The first time I brought my husband (then boyfriend) to meet my father in Staten Island I was anxious about being on time. My father appreciated and demanded promptness; it coursed through his Russian blood, and it wasn’t just from his two years in the Soviet army. I was brought up respecting the clock and to value our ever fleeting minutes. To this day, I can accurately tell you what time it is within ten minutes (even in the middle of the night). My husband is the polar opposite. His time is NOW and it doesn’t matter how long it takes to get there, how bad the traffic is, or how late you arrive, it’s always just now and that’s where we’ll exist happily – and usually having a grand ole time. It’s a euphoric place to live, but you have to really love him to accept this habit wholeheartedly.
It doesn’t come easily to me. I spent years getting annoyed and angry with him; we had fights, I made up earlier times, I showed up late myself to teach him a lesson – but none of it mattered. It wasn’t about me or anyone else. He lives according to the beating of his heart and that’s the ticking around which life revolves. (Note: since we’ve had our daughter, he has never been late to pick her up from anything.) He swears it is not his intention to piss me off or certainly disrespect me. He just refuses to lobotomize his lifestyle to suit mine (or yours).
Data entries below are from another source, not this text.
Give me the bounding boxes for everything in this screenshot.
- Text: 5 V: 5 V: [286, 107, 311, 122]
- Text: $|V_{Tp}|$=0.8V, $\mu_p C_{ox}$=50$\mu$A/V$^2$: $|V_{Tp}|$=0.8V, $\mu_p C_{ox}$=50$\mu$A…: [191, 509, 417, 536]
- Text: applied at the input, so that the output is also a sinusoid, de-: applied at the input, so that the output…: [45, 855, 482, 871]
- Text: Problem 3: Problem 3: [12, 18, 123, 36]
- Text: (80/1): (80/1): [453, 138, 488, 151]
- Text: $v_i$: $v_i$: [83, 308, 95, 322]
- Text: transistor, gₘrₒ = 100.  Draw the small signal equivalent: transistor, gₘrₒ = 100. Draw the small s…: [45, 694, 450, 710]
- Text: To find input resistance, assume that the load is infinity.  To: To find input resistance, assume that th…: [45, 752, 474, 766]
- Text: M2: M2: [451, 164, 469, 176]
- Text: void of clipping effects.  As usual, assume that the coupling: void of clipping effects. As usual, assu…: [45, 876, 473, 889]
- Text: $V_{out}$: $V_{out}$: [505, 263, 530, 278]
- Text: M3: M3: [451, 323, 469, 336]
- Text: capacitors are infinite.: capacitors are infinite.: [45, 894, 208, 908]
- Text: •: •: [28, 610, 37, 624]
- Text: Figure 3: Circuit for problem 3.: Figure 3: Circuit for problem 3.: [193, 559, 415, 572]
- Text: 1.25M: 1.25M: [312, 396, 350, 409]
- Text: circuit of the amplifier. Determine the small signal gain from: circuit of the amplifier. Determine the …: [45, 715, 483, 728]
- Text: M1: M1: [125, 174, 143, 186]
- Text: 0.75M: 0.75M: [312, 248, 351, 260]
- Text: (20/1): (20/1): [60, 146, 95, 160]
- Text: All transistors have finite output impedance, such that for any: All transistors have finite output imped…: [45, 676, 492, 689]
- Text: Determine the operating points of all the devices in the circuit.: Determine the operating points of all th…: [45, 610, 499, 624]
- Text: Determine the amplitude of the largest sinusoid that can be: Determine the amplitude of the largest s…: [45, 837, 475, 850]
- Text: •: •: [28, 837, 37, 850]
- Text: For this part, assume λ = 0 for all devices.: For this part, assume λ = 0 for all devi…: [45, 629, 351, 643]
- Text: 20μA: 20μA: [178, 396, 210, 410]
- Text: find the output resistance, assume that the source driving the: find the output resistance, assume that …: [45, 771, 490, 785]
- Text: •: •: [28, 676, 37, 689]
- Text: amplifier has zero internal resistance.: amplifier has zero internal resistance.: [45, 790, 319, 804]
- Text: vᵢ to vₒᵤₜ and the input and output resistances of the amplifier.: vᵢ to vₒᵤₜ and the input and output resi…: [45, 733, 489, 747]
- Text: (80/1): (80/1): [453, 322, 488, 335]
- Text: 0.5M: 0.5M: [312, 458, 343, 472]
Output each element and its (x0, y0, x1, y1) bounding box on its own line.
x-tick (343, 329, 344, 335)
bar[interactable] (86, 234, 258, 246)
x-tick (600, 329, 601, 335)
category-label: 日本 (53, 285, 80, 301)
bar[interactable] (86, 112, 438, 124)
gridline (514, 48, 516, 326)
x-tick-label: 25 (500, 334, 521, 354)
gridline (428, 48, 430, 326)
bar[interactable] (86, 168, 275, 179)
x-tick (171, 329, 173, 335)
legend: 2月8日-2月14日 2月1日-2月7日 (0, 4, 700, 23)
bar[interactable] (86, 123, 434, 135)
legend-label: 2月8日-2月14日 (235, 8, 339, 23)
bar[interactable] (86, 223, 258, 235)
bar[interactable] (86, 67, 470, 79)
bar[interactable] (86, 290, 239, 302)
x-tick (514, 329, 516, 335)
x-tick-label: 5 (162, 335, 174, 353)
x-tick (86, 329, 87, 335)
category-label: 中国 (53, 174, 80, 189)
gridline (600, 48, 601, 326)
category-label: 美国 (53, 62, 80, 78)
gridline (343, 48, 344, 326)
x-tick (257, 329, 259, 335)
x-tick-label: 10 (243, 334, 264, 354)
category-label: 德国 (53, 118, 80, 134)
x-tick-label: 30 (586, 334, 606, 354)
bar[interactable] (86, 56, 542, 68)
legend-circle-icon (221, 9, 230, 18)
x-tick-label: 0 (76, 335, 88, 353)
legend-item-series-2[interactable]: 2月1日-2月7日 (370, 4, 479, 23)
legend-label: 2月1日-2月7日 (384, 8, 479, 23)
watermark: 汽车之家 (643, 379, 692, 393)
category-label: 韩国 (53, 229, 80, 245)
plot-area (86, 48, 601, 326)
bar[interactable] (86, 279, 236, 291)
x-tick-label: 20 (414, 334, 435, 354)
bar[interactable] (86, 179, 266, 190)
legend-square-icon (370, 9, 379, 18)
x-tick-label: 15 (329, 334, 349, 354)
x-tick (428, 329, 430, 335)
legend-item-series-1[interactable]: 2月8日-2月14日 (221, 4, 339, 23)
What’s fifteen minutes between friends (or lovers)? It’s still a daily battle. I tell him we have to leave at 11 am (if we really have to leave at 11:30) and we won’t get there in time. I tell my friends we’ll be half an hour later than I tell my husband, and you guessed it, we’ll be 15 minutes late.
That first visit to my dad’s, I was able to predict our arrival time because I relied on the timely Staten Island Ferry schedule. When we got to my dad’s house, my boyfriend and I ventured out to pick up some Chinese food. On our short trip away from the house, I hurried him through every red light urging him to stop looking around so much. I didn’t want to waste time looking in the windows of the strip mall boutiques. I wanted to get home fast; I could feel my father’s gaze upon the clock. (Mind you, I was 33 years old with a 6-year-old of my own.) We arrived back at the house and my father made a sarcastic comment about taking so long. We spent ten minutes bickering about the five minutes we were late and finally my boyfriend called my Jewish father a “Nazi of time.” I still hear the comment echoing through the air with a reverberation of striking a gong.
My husband’s point was that my father’s perpetual hovering over every minute gave me an irrational obsession with timeliness. My husband’s mother, on the other hand, never wore a watch and wasn’t on time to pick him up from school once. She trained her kids this way just like my father trained me to be on time. Today I’m amazed at my kids’ lackadaisical attitude towards time. They won’t complain about “wasting time” standing in line for rides or movies. They don’t understand how fleeting our minutes are; how each one is numbered, how we only have a limited amount. Children live, joyfully, in the same bubble as my artist husband.